For marketing teams up and down the country, annual budgets are committed, and hundreds of hours are spent on activities to nurture and to grow these connections, day in, day out. It’s an entire industry focused on these customer-brand relationships.
Now consider those marketing teams who deal with not one, but two entirely different, diverse stakeholder groups, simultaneously, nurturing each in completely different ways.
The business-to-business and business-to-consumer divide
Dealing with diverse stakeholder groups who want entirely different things from the same brand is a complex strategy. At PayByPhone, this is exactly what we face. We have B2B clients – local authorities and parking operators, for example – and we have B2C customers – the drivers who are parking their cars. We’re lucky to have a team of 14 covering all aspects of marketing and operations but we need it; we have more than 150 B2B clients and upwards of 12 million registered UK users. It’s a big and exceedingly complex job especially as the needs of the two stakeholder groups are so very different and distinctive. So, we approach building those relationships from a higher level.

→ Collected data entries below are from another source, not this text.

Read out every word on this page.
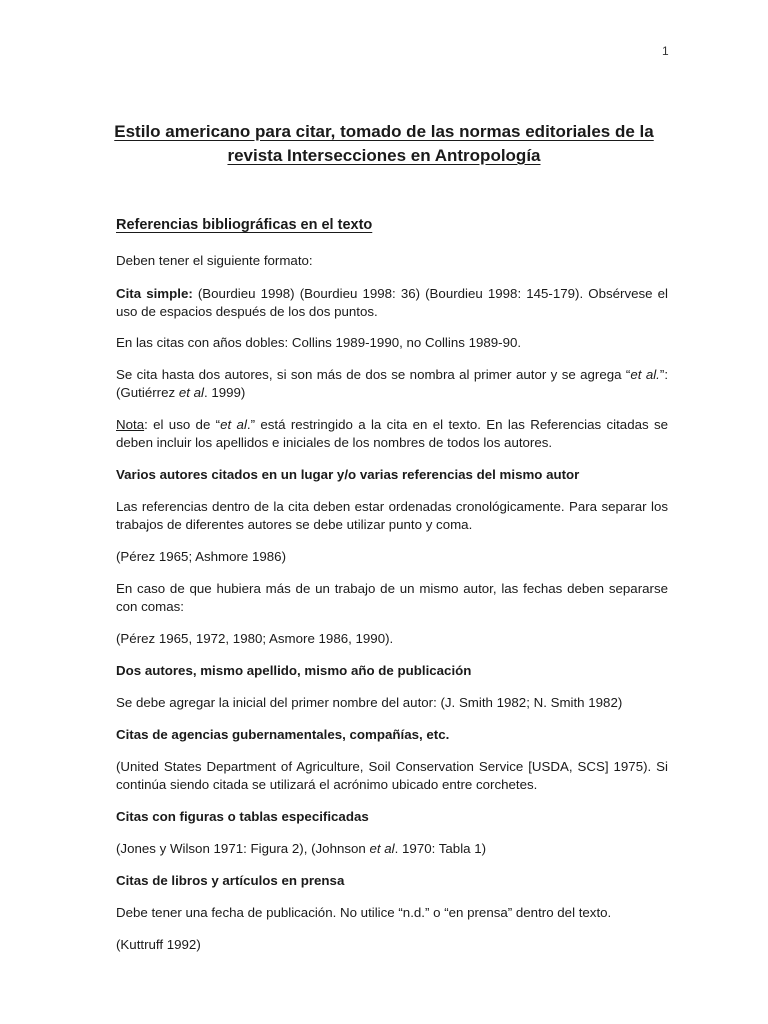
1
Estilo americano para citar, tomado de las normas editoriales de la
revista Intersecciones en Antropología
Referencias bibliográficas en el texto
Deben tener el siguiente formato:
Cita simple: (Bourdieu 1998) (Bourdieu 1998: 36) (Bourdieu 1998: 145-179). Obsérvese el uso de espacios después de los dos puntos.
En las citas con años dobles: Collins 1989-1990, no Collins 1989-90.
Se cita hasta dos autores, si son más de dos se nombra al primer autor y se agrega “et al.”: (Gutiérrez et al. 1999)
Nota: el uso de “et al.” está restringido a la cita en el texto. En las Referencias citadas se deben incluir los apellidos e iniciales de los nombres de todos los autores.
Varios autores citados en un lugar y/o varias referencias del mismo autor
Las referencias dentro de la cita deben estar ordenadas cronológicamente. Para separar los trabajos de diferentes autores se debe utilizar punto y coma.
(Pérez 1965; Ashmore 1986)
En caso de que hubiera más de un trabajo de un mismo autor, las fechas deben separarse con comas:
(Pérez 1965, 1972, 1980; Asmore 1986, 1990).
Dos autores, mismo apellido, mismo año de publicación
Se debe agregar la inicial del primer nombre del autor: (J. Smith 1982; N. Smith 1982)
Citas de agencias gubernamentales, compañías, etc.
(United States Department of Agriculture, Soil Conservation Service [USDA, SCS] 1975). Si continúa siendo citada se utilizará el acrónimo ubicado entre corchetes.
Citas con figuras o tablas especificadas
(Jones y Wilson 1971: Figura 2), (Johnson et al. 1970: Tabla 1)
Citas de libros y artículos en prensa
Debe tener una fecha de publicación. No utilice “n.d.” o “en prensa” dentro del texto.
(Kuttruff 1992)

For example, how we as a business treat our planet matters to us; this forms the basis of our business decision-making. From there, we implement separate, stakeholder-relevant activity for our B2B and our B2C customers. That way, they each get that message but in a way that is appealing and appropriate to each of them. The activities certainly won’t be the same, but the core of who we are – who our brand is – will be.
Building brand equity
For many brands, a big risk with that fragile customer relationship is the transactional nature of it. And let’s face it, some customers can be fickle. It’s vital for brands to move the needle from being in the risky transactional space, to the more reassuring and comfortable position where you are a brand of choice. This is the rarefied air where brand loyalty kicks in, and value and trust are paramount.
Brands can only achieve this level of customer relationship with long-term, positive communication that drives engagement. This must be backed up with superlative customer support. And even if you manage to reach this pinnacle, there’s no resting on your laurels. You must work every day not only to stay there, but also to improve, because while getting there is one thing, staying there is quite another.
Staying ahead of competitors
The other essential part of customer relationships is setting your brand apart from the competition. While you’re working hard to build those customer relationships, except in rare circumstances, you will have competition breathing down your neck every step of the way, waiting to lure your customers from you. Often what sets a brand apart is not a better mousetrap, but rather the brand’s ethics, emotional intelligence or even the extra mile it goes to be the best.
So, next time you’re wondering how to improve your marketing, or planning how to get more out of a campaign budget, think instead about how best to nurture your customer relationships. Working on that will help you develop a brand that customers want to buy into, and not just buy from. Because if you aren’t thinking about that, your competitors are.